Hi, you probably would have resolved this by now, but just in case you haven't I think the problem may be due to the ordering of your code. The set_device_type(CUDA) statements should execute before the ReadProtoFromFile calls.

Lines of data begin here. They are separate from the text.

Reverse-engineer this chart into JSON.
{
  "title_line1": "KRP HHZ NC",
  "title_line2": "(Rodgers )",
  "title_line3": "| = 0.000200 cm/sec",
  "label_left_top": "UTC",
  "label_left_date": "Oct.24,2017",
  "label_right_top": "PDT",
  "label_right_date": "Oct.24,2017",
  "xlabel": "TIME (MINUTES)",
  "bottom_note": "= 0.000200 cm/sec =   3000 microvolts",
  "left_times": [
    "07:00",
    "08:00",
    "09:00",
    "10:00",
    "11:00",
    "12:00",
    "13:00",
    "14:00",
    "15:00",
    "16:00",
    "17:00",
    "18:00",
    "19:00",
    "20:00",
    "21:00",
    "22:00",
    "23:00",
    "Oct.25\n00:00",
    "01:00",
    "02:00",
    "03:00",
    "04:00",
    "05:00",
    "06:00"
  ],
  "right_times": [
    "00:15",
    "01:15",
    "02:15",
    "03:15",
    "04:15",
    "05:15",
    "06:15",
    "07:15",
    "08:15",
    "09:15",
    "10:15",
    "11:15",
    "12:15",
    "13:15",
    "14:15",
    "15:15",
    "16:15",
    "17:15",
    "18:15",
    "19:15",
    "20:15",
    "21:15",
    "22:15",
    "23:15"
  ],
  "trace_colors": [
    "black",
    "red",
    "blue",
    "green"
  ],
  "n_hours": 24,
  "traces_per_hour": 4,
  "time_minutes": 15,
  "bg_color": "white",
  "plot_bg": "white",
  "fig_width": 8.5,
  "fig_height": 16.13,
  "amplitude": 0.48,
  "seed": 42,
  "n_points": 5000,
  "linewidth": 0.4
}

It works for me without any issue if I structure the code as below.

// Load Squeezenet model
    NetDef init_net, predict_net;

#ifdef WITH_CUDA
init_net.mutable_device_option()->set_device_type(CUDA);
predict_net.mutable_device_option()->set_device_type(CUDA);
#else
init_net.mutable_device_option()->set_device_type(CPU);
predict_net.mutable_device_option()->set_device_type(CPU);
#endif

// >>> with open(path_to_INIT_NET) as f:
    CAFFE_ENFORCE(ReadProtoFromFile(FLAGS_init_net, &init_net));

    // >>> with open(path_to_PREDICT_NET) as f:
    CAFFE_ENFORCE(ReadProtoFromFile(FLAGS_predict_net, &predict_net));
    // >>> p = workspace.Predictor(init_net, predict_net)
soldatjiang commented 6 years ago

Have you solved this problem? If so, could you tell me the way to run GPU inference?